Re: the vascular side of things; Yes in concept, and you might just want to term them "vascular" since cardio means heart. In general the same things that affect the vascular system as a whole affect the coronary arteries. The term cardiovascular is common since the health of the vascular system affects the heart muscle too. CAD (coronary artery disease) is probably most relevant to vascular disease of the coronary arteries.

CAD is not the be all end all of cardiac morbity and mortality, but statistically THE major player.

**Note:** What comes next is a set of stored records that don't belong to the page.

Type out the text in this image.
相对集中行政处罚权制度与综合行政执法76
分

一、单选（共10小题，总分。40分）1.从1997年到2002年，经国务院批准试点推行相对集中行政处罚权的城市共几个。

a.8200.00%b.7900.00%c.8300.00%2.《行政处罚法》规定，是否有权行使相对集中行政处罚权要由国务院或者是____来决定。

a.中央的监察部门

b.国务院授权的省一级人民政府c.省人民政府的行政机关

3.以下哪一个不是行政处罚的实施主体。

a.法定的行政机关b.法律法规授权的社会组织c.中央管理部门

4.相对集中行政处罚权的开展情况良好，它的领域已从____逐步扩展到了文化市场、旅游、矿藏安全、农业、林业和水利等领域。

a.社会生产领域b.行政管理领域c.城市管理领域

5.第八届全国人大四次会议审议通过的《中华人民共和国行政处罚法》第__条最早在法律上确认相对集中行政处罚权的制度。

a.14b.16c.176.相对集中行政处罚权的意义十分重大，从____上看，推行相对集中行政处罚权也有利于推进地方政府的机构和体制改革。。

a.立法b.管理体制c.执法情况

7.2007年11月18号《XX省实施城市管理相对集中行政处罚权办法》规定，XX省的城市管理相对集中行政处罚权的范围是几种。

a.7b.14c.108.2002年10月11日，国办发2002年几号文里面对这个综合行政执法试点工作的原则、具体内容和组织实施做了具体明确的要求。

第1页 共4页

The heart is predominantly muscle, but that too is not the end of what comprises the heart. It is a biomechanical pumping system with valves, bioelectrical control, neurological feedback systems etc where many other things can go wrong besides just CAD leading to heart attack. Muscle is only part of that system.

There is an idiosyncrasy with the coronary arteries that makes them different than other arteries in the body. I don;t know definitely whether this contributes to higher incidence of vascular problems in the coronary vs other arteries in the body: Whereas the typical artery is under systolic pressure when the heart contracts and squirts blood into the aorta, due to their physical location wrapped around the contracting muscle, the coronary arteries do not receive that systolic pressure. They actually undergo what's called myocardial extravascular compression which prevents them from filling; They fill when the heart muscle relaxes and the relative pressure in the coronary artery drops relative to pressure in the aorta. Blood is thus pulled into the coronary artery rather than having it pumped into it. This filling is a low pressure rather than high pressure function, kind of backwards from the other arteries in the body. As such the hydraulics are different which is at least theorized to contribute to the more common incidence of coronary artery pathology. And, when these things happen in the coronary artery, the consequences are greater than in say an arm or leg!

There are also other cardiac anomalies like problems with electric signalling and conduction, arrhtymias including commonly atrial fibrillation, artery spasms, and mechanical problems like valve regurgitation etc. Some vascular issues can contribute to these, for example if a portion of heart muscle is not receiving enough oxygenated blood due to reduced blood flow from a diseased artery it's electrical conductivity can change and result in arrhythmia. This can happen at levels shy of full fledged heart attack, but the relationship between the vascular issue and the cardiac result is intertwined.